Lack of Data

Hampering the ability to understand global patterns of skills migration and to develop policy responses is a lack of reliable information. There is a critical absence of hard data on migrant stocks and flows, their human capital content, and the actual impacts (negative and positive) of skills migration from particular developing countries. A recent exception is an econometric study on the impacts of brain drain that covered 59 countries. Prescriptions were made as to whether specific countries should allow the emigration of skilled personnel. In general, it was argued that most countries with low levels of both human capital and skills emigration are positively affected by brain drain, whereas it tends to have negative growth effects in countries where the skills emigration rates are higher than 20% and/or the proportion of the highly educated in the total population is above 5%. While a useful starting point, this study did not consider the feedback effects of migration or the sector specific impacts of brain drain in particular countries. There is an urgent need for better data collection systems and further studies, especially at individual country levels.

Conclusion

It is generally agreed that skills migration is likely to increase in the future, despite attempts to control and/or manage it.

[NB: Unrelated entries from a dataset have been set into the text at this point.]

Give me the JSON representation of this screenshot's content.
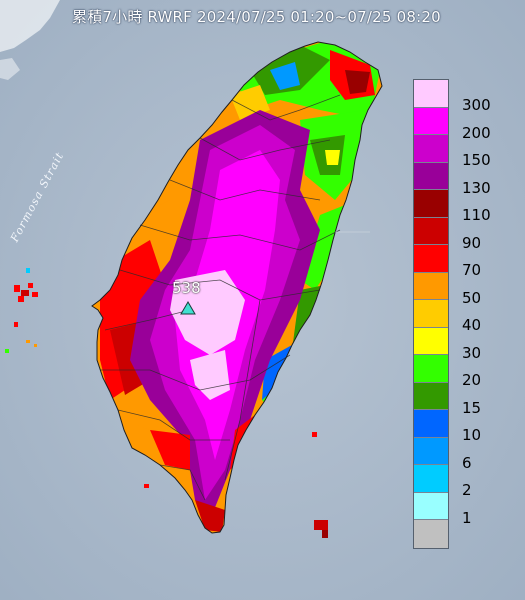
{
  "title": "累積7小時 RWRF 2024/07/25 01:20~07/25 08:20",
  "map": {
    "sea_label": "Formosa Strait",
    "peak_value": "538",
    "peak_marker": "triangle-marker",
    "land_color": "#e8eef3",
    "sea_color": "#a9b8c9"
  },
  "legend": {
    "unit_levels": [
      {
        "label": "300",
        "color": "#ffcaff"
      },
      {
        "label": "200",
        "color": "#ff00ff"
      },
      {
        "label": "150",
        "color": "#cc00cc"
      },
      {
        "label": "130",
        "color": "#990099"
      },
      {
        "label": "110",
        "color": "#990000"
      },
      {
        "label": "90",
        "color": "#cc0000"
      },
      {
        "label": "70",
        "color": "#ff0000"
      },
      {
        "label": "50",
        "color": "#ff9900"
      },
      {
        "label": "40",
        "color": "#ffcc00"
      },
      {
        "label": "30",
        "color": "#ffff00"
      },
      {
        "label": "20",
        "color": "#33ff00"
      },
      {
        "label": "15",
        "color": "#339900"
      },
      {
        "label": "10",
        "color": "#0066ff"
      },
      {
        "label": "6",
        "color": "#0099ff"
      },
      {
        "label": "2",
        "color": "#00ccff"
      },
      {
        "label": "1",
        "color": "#99ffff"
      },
      {
        "label": "",
        "color": "#c0c0c0"
      }
    ]
  }
}
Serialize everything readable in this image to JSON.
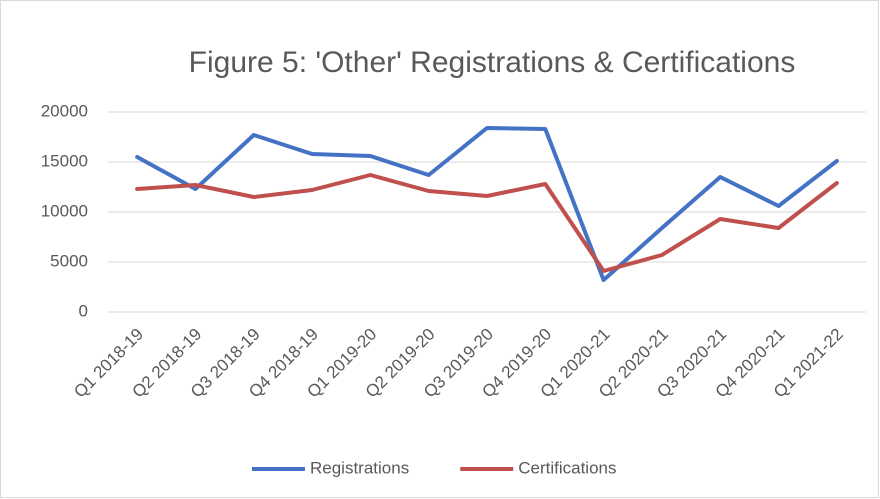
{
  "chart_data": {
    "type": "line",
    "title": "Figure 5: 'Other' Registrations & Certifications",
    "categories": [
      "Q1 2018-19",
      "Q2 2018-19",
      "Q3 2018-19",
      "Q4 2018-19",
      "Q1 2019-20",
      "Q2 2019-20",
      "Q3 2019-20",
      "Q4 2019-20",
      "Q1 2020-21",
      "Q2 2020-21",
      "Q3 2020-21",
      "Q4 2020-21",
      "Q1 2021-22"
    ],
    "series": [
      {
        "name": "Registrations",
        "color": "#4472c4",
        "values": [
          15500,
          12300,
          17700,
          15800,
          15600,
          13700,
          18400,
          18300,
          3200,
          8400,
          13500,
          10600,
          15100
        ]
      },
      {
        "name": "Certifications",
        "color": "#c0504d",
        "values": [
          12300,
          12700,
          11500,
          12200,
          13700,
          12100,
          11600,
          12800,
          4100,
          5700,
          9300,
          8400,
          12900
        ]
      }
    ],
    "ylim": [
      0,
      20000
    ],
    "yticks": [
      0,
      5000,
      10000,
      15000,
      20000
    ],
    "grid": true,
    "legend": "bottom"
  }
}
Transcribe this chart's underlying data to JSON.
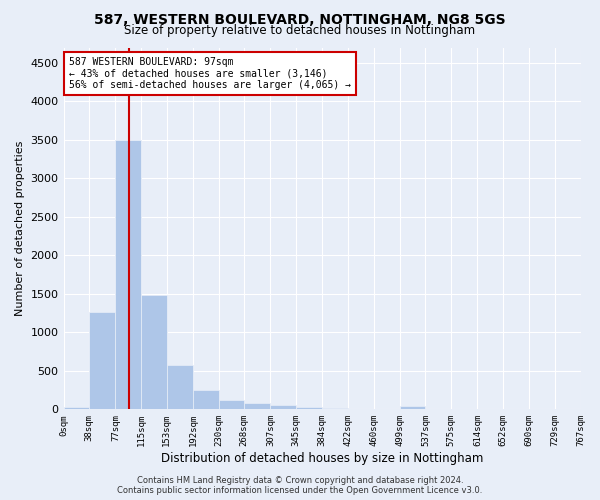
{
  "title": "587, WESTERN BOULEVARD, NOTTINGHAM, NG8 5GS",
  "subtitle": "Size of property relative to detached houses in Nottingham",
  "xlabel": "Distribution of detached houses by size in Nottingham",
  "ylabel": "Number of detached properties",
  "bar_color": "#aec6e8",
  "background_color": "#e8eef8",
  "annotation_box_color": "#cc0000",
  "property_line_color": "#cc0000",
  "property_value": 97,
  "annotation_line1": "587 WESTERN BOULEVARD: 97sqm",
  "annotation_line2": "← 43% of detached houses are smaller (3,146)",
  "annotation_line3": "56% of semi-detached houses are larger (4,065) →",
  "footer_line1": "Contains HM Land Registry data © Crown copyright and database right 2024.",
  "footer_line2": "Contains public sector information licensed under the Open Government Licence v3.0.",
  "bin_edges": [
    0,
    38,
    77,
    115,
    153,
    192,
    230,
    268,
    307,
    345,
    384,
    422,
    460,
    499,
    537,
    575,
    614,
    652,
    690,
    729,
    767
  ],
  "bin_labels": [
    "0sqm",
    "38sqm",
    "77sqm",
    "115sqm",
    "153sqm",
    "192sqm",
    "230sqm",
    "268sqm",
    "307sqm",
    "345sqm",
    "384sqm",
    "422sqm",
    "460sqm",
    "499sqm",
    "537sqm",
    "575sqm",
    "614sqm",
    "652sqm",
    "690sqm",
    "729sqm",
    "767sqm"
  ],
  "bar_heights": [
    30,
    1270,
    3500,
    1480,
    575,
    250,
    115,
    80,
    55,
    30,
    15,
    10,
    5,
    40,
    5,
    0,
    0,
    0,
    0,
    0
  ],
  "ylim": [
    0,
    4700
  ],
  "yticks": [
    0,
    500,
    1000,
    1500,
    2000,
    2500,
    3000,
    3500,
    4000,
    4500
  ]
}
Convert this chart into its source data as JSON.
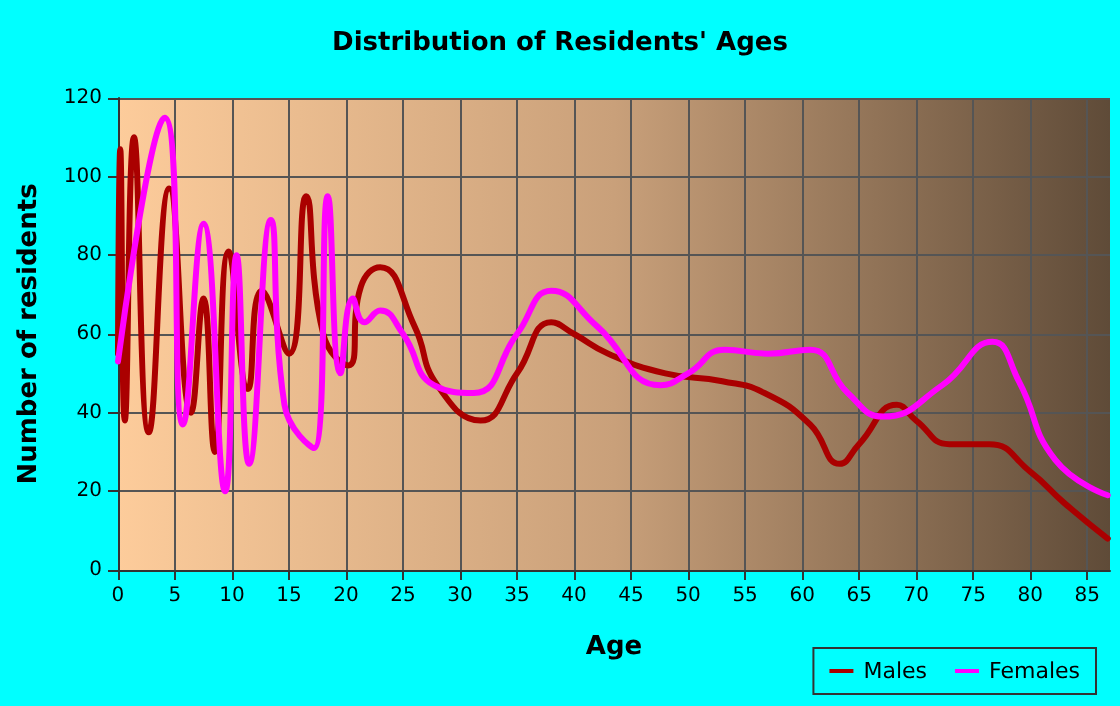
{
  "chart_data": {
    "type": "line",
    "title": "Distribution of Residents' Ages",
    "xlabel": "Age",
    "ylabel": "Number of residents",
    "series": [
      {
        "name": "Males",
        "color": "#aa0000",
        "x": [
          0,
          0.2,
          0.6,
          1.4,
          2.7,
          4.5,
          6.4,
          7.5,
          8.5,
          9.7,
          11.4,
          12.6,
          15,
          16.5,
          18,
          20.2,
          21.3,
          23,
          26,
          28,
          31.8,
          35,
          38,
          40,
          43,
          48,
          53,
          56.7,
          60.7,
          63.3,
          65,
          68.3,
          70,
          72.9,
          76.4,
          80,
          83,
          86.8
        ],
        "values": [
          55,
          107,
          38,
          110,
          35,
          97,
          40,
          69,
          30,
          81,
          46,
          71,
          55,
          95,
          60,
          52,
          72,
          77,
          62,
          47,
          38,
          50,
          63,
          60,
          55,
          50,
          48,
          45,
          37,
          27,
          32,
          42,
          38,
          32,
          32,
          25,
          17,
          8
        ]
      },
      {
        "name": "Females",
        "color": "#ff00ff",
        "x": [
          0,
          4.1,
          5.7,
          7.5,
          9.4,
          10.4,
          11.5,
          13.4,
          14.6,
          17.2,
          18.4,
          19.5,
          20.6,
          21.6,
          23,
          25,
          27.7,
          31.2,
          35,
          38,
          42,
          47.6,
          50,
          53.2,
          57,
          60.7,
          64,
          67.1,
          72.3,
          76.7,
          79,
          82.2,
          86.8
        ],
        "values": [
          53,
          115,
          37,
          88,
          20,
          80,
          27,
          89,
          42,
          31,
          95,
          50,
          69,
          63,
          66,
          60,
          47,
          45,
          60,
          71,
          62,
          47,
          50,
          56,
          55,
          56,
          45,
          39,
          47,
          58,
          48,
          28,
          19
        ]
      }
    ],
    "xlim": [
      0,
      87
    ],
    "xticks": [
      0,
      5,
      10,
      15,
      20,
      25,
      30,
      35,
      40,
      45,
      50,
      55,
      60,
      65,
      70,
      75,
      80,
      85
    ],
    "ylim": [
      0,
      120
    ],
    "yticks": [
      0,
      20,
      40,
      60,
      80,
      100,
      120
    ],
    "grid": true,
    "legend": "bottom right",
    "marker": "none",
    "line_style": "solid"
  }
}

The policy debate on the brain drain is currently hampered by an overly simplistic conceptualization of the problem itself. Not only is more and better data urgently needed, so too is a better understanding of the complexity of the problem itself. Viewing the world as two great blocs engaged in a zero sum game is all too prevalent in current international migration discourse. Researchers, geographers included, have an important responsibility to disaggregate the phenomenon of skills migration and to understand its specific impacts on individual sectors, countries, and regions.